The tectonic plates of politics have momentarily shifted to a halt in West Orange, where most observers expected Assemblyman/Mayor John McKeon to pull the plug on his tenure as mayor and focus on his legislative career.
McKeon’s made no public statements reversing his assertions late last year, when he said he was likely done as mayor, but two matters beyond his control have forced political soul-searching that others around him – and one man in particular – appreciate and respect.
“I’m pretty sure our mayor is prepared to move on,” said Councilman Robert Parisi, who is ready to run for mayor if McKeon does not pursue re-election.
“Ultimately, that’s his decision,” added Parisi, a 12-year veteran of the council who runs his own insurance business.
“If our mayor decides to seek re-election, I would support our mayor,” the councilman made clear. “I think he’s been a good public servant, and I don’t want to butt heads with someone I respect.”
McKeon’s decision could ultimately ride on the political fates of two statewide names.
For one, the dethroning of McKeon’s District 27 ally, Senate President Richard Codey (D-Roseland), sent a wave of turbulence through the ground-level layer of West Orange politics, creating anxieties and potentially disrupting timelines.
As Codey waged a losing battle against his successor Senate Majority Leader Steve Sweeney, McKeon still projected near certainty that he would not run for the local executive position he’s held since 1998.
“You never rule anything out completely, but without sounding self-serving, the issue is it’s time to turn the page (on the mayor’s job),” McKeon told PolitickerNJ.com last year, a little over a week in front of the governor’s race.
But if McKeon at that point could reconcile himself to a weakened Codey in the same-district senate chair with redistricting looming and the potential for Codey to not be in a district including West Orange, and McKeon’s own loosening grip on the local reins of government, he also could still hold hope that Gov. Jon Corzine would win re-election and create a possible opportunity in the command chair of the Department of Environmental Protection (DEP).
As chair of the Assembly Environmental Committee, McKeon’s become an authority on environmental issues and, in fact, in the midst of Corzine’s collapse, successfully spearheaded passage of the open space referendum question to notch a win on an otherwise troubled Democratic Party landscape.
But Corzine’s loss to Gov.-Elect Chris Christie shriveled up the DEP option for McKeon, who insisted that no one ever asked him if that would be a job he could have, despite a lot of party buzz that at the very least he would be a short list commish candidate.
Now, again, McKeon’s step-aside locally would create the opening for the 43-year-old Parisi, whose insistence on not colliding with his ally is borne out by the patience he projects in conversation.
He’s comfortable not moving while McKeon mulls.
Sources say another potential candidate, meanwhile, West Orange Democratic chairman John Scarbnik, does not intend to challenge either McKeon or Parisi, despite prodding from certain disaffected quarters.
Regardless of what transpires from the political calculations of the mayor, Parisi remains confident about the town.

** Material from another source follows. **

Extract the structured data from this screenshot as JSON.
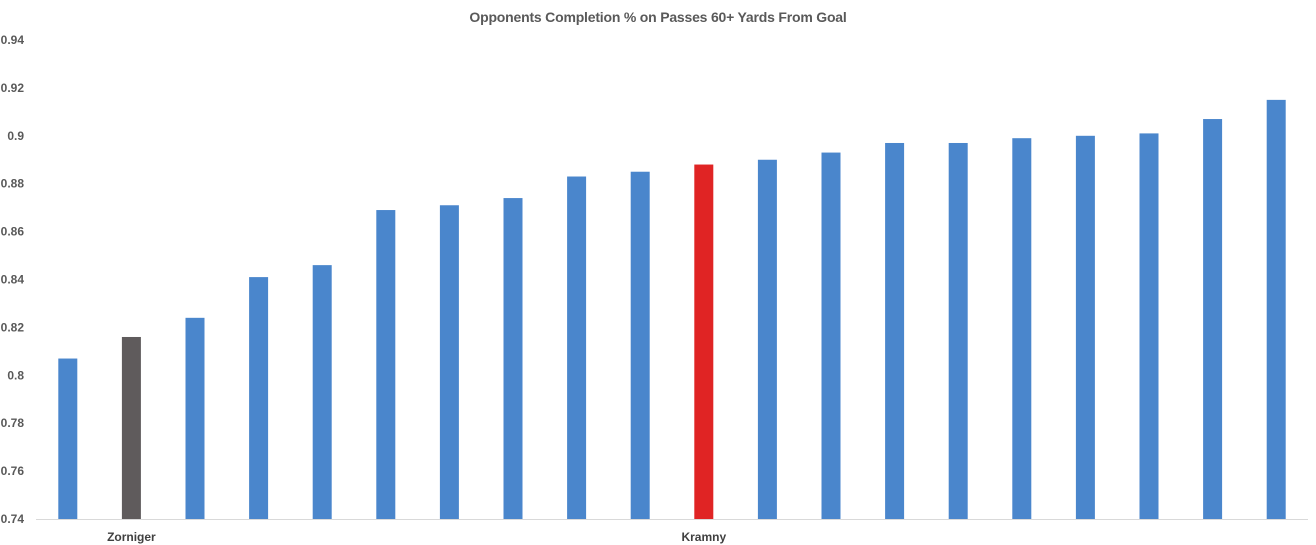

“We’ve come a long way,” he said. (Given the nationwide economic downturn), “The prospects in the short term do not look very good, and the new (Christie) administration could make things even harder. But I’ve enjoyed public service. My wife and I are lifers here, and our kids are in school. With 12 years on the council, I’m ready to take the next step. Whatever happens, West Orange will pull together.”